La desprestigiante epidemia apunta su dedo acusador hacia el urbanicidio del abandono territorial, haciéndolo cómplice por desarrollar y sostener los escenarios degradados donde se han incubado los agentes patológicos que han desbalanceado la maltrecha economía de subsistencia (¿o sobrevivencia?) de los ya de por si desatendidos ciudadanos de cuarta y quinta categoría que "habitan" entre sobresaltos cotidianos y sin garantías de ninguna especie, no obstante ya coexistir en la segunda década del siglo XXI, con la despilfarradora sociedad dominicana, indiferente, indolente, prepotente y jactanciosa como nunca jamás nadie la pudo haber imaginado.

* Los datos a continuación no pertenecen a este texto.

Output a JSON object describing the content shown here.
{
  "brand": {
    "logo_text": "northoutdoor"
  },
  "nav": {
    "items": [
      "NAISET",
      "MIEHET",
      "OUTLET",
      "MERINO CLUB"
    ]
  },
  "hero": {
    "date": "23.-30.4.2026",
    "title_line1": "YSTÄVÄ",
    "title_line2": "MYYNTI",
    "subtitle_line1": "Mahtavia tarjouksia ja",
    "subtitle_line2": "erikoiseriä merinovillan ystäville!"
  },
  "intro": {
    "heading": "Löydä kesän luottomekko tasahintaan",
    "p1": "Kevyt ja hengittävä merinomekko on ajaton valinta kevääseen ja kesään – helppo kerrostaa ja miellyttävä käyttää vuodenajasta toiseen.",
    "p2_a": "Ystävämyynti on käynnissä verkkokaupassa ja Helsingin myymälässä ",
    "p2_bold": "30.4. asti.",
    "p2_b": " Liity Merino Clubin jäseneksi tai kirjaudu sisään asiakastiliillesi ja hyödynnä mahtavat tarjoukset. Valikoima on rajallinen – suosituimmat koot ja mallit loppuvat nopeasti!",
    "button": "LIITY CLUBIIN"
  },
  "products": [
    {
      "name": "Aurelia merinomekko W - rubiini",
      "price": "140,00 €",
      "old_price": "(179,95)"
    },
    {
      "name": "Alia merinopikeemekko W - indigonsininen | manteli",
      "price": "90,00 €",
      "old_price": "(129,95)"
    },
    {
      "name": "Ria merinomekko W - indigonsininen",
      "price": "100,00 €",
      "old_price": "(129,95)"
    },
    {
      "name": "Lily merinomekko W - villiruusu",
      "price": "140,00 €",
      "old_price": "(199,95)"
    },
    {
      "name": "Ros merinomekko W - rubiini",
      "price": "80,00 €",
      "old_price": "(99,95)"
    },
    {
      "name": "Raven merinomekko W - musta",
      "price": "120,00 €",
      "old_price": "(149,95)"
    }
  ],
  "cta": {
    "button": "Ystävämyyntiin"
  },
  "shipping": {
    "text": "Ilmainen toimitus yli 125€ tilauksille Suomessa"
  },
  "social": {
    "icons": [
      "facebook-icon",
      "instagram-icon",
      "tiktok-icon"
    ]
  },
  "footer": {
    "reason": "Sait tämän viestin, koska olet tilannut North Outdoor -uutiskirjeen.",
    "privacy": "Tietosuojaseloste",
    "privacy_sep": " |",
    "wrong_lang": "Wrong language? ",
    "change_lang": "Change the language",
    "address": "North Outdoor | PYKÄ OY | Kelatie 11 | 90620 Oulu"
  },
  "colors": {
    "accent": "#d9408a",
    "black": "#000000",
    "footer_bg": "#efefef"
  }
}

El cólera, estadísticamente, ya ha cobrado víctimas fatales en su tránsito de muerte entre la frontera y la capital dominicana -nadie dice lo que pudiera estar ocurriendo en las ciudades intermedias, sin prensa independiente y con mas carencias que la gran ciudad-. La enfermedad mantiene cientos de precarias camas hospitalarias en ocupación permanente y se ha diseminado por más de 20 barriadas depauperadas de Santo Domingo, por lo que se presenta como una muestra palpable que desnuda y etiqueta la burlona manera de actuar de los irresponsables estatales y municipales, improvisando, lentos y medalaganarios, medidas de curetajes que ahora urgen porque nunca jamás pudieron ofrecer prevenciones algunas, no obstante conocer la realidad nacional en sus recorridos proselitistas de cada cuatro y seis años.

El contraste es dramático. Enfundados (por lo regular) en sus costosos trajes europeos o tocados de finas camisas de costosas telas, se trasladan imperturbables en helicópteros, para no perder tiempo entre chusmas entaponadas, y encuentran ratos libres para descorchar espumantes y libar finas mezclas de tierras altas escocesas, a la par que degustan cárnicas suculencias importadas, en inaccesibles restaurantes donde solo van narcotraficantes y connotados lavadores, haciendo caso omiso a los llamados de austeridad que cada cierto tiempo, cuando se acuerda, les hace el presidente de la República (quien tampoco se da por aludido ante su propio discurso).

Hoy tenemos el cólera danzando entre las pestilencias acumuladas en las cañadas, señoreando entre las pútridas basuras. Incubando entre las frágiles necesidades de las mayorías. Mañana tendremos a esas mayorías encolerizadas, tomando las plazas (como ahora se estila), siendo víctimas de los atropellos represivos de los cuerpos especializados en abollar ideologías, pero esta vez, arremetiendo contra una realidad que les golpea a ellos mismos, sus represores, porque ellos también vienen del estercolero, aunque no sus superiores, por supuesto…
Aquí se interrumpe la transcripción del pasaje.